Un’iniziativa dei cittadini del continente – che finora ha raccolto quasi 350mila firme – ha richiamato Bruxelles all’ordine, chiedendo una proposta di direttiva comunitaria. E in Francia il neopremier francese Michel Barnier ha annunciato di voler usare la scure sui super ricchi per combattere il debito pubblico.

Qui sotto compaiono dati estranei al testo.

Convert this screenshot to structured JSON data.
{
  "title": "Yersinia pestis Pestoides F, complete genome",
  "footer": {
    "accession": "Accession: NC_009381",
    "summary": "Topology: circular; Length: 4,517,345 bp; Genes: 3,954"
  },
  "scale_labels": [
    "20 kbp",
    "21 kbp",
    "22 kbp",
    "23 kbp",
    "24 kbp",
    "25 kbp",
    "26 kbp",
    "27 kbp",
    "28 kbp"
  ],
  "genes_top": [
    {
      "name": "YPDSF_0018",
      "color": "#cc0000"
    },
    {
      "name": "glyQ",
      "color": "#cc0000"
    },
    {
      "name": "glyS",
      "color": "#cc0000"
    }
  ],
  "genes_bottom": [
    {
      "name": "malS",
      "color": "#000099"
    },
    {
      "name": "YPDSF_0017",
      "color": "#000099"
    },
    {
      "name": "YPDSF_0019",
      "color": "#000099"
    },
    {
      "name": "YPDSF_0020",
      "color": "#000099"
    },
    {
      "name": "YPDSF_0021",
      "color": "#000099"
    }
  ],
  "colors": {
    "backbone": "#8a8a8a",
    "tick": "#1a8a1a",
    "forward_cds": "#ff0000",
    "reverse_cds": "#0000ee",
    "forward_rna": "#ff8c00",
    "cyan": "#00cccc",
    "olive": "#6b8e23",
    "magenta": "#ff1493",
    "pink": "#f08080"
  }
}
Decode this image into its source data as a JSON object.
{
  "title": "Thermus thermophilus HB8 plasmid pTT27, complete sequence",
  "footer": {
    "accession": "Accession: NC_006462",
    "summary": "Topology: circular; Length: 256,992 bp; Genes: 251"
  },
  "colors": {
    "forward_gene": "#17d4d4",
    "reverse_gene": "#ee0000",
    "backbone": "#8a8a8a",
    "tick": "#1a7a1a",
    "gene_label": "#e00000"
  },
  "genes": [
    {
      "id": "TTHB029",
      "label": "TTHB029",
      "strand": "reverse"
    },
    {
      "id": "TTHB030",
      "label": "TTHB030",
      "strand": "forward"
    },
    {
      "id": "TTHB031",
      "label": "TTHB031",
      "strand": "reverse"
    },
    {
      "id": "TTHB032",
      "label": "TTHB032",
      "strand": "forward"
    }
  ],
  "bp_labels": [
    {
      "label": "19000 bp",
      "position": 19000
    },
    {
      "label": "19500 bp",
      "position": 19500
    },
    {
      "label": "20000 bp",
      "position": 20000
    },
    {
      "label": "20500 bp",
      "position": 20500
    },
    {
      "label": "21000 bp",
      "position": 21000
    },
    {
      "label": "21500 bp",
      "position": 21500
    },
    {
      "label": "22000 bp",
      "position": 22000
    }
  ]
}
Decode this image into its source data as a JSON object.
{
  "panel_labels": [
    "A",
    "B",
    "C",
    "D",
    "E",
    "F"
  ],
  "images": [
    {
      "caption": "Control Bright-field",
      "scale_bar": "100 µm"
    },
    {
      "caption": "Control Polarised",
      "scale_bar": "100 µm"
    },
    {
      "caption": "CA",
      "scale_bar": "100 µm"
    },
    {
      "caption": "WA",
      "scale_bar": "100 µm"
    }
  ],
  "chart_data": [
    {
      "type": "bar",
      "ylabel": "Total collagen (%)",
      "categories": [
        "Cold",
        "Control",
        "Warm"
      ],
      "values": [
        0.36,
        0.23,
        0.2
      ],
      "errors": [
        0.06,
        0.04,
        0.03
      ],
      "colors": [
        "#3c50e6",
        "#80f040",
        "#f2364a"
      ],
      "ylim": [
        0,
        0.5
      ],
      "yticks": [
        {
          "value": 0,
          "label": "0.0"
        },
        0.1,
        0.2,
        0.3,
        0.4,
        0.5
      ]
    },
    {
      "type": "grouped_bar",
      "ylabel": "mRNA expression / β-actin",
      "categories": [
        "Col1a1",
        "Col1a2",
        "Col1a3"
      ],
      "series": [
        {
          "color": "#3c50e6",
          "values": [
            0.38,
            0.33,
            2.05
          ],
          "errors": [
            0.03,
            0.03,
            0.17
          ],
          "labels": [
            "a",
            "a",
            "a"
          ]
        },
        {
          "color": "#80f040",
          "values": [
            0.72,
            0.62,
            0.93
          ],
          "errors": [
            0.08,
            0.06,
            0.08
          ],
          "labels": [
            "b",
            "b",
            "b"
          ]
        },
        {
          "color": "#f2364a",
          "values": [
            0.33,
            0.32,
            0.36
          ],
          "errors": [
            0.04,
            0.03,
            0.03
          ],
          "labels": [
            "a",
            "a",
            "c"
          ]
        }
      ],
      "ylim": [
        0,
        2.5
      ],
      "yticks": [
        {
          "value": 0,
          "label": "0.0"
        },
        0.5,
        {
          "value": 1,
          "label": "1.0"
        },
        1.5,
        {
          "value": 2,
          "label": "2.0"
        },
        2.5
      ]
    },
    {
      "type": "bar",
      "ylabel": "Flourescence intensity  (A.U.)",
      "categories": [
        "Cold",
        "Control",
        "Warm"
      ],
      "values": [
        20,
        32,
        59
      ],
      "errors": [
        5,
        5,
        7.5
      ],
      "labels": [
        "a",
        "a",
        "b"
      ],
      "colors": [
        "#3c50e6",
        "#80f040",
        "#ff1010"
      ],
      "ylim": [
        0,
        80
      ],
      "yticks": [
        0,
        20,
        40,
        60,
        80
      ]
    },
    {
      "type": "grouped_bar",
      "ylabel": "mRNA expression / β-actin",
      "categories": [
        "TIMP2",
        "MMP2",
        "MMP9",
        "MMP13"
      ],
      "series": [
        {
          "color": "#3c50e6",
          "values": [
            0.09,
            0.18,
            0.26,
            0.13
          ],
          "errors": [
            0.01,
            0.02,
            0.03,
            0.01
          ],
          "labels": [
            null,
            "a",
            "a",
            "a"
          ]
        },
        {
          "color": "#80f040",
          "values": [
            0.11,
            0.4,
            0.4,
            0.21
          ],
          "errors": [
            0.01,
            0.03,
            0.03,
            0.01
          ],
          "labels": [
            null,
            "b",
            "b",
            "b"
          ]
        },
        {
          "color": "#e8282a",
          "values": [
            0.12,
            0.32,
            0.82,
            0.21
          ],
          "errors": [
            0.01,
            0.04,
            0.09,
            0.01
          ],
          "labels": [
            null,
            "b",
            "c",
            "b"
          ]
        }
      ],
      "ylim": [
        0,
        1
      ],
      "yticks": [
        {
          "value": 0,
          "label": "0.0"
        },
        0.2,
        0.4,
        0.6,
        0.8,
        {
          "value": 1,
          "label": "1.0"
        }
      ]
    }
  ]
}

A sostenere le ragioni del sì sono Socialisti, Verdi, Sinistra e persino i Patrioti, per i quali però – soprattutto nella fronda lepenista – il mantra della “sovranità nazionale” si ripete sull’uso dei proventi.

“L’Europa vive una contraddizione inspiegabile agli occhi dei cittadini: da una parte chiede ai Paesi come l’Italia di tagliare 13 miliardi di euro l’anno con il Patto di stabilità, dall’altra chiude un occhio sull’elusione delle multinazionali e le immense ricchezze”, è stata anche la stoccata del capodelegazione del M5S al Parlamento europeo, Pasquale Tridico. Davanti però c’è il muro del Ppe, per cui “non è questa la strada giusta da seguire” e dell’Ecr. L’idea è anzi “pericolosa” e, ha avvertito Nesci, “soffoca la crescita, scoraggiando gli investimenti e allontanando i capitali”.

Per scongiurare l’emorragia, è la precisazione di Bruxelles, il lavoro dovrà essere internazionale. Il Brasile di Lula ha messo al centro della sua presidenza del G20 la proposta di un’imposta minima pari al 2% dei patrimoni dei 3mila miliardari globali. E a sostegno si sono espressi Francia, Germania, Spagna e Sudafrica. Nella cornice dell’Ocse, l’accordo storico che ha trasformato in realtà la global minimum tax al 15% per le multinazionali dovrà essere completato nella parte dedicata alla redistribuzione dei profitti. L’apertura Ue in vista del von der Leyen bis però è chiara: “Le persone con un patrimonio netto molto elevato paghino la loro giusta quota di tasse”.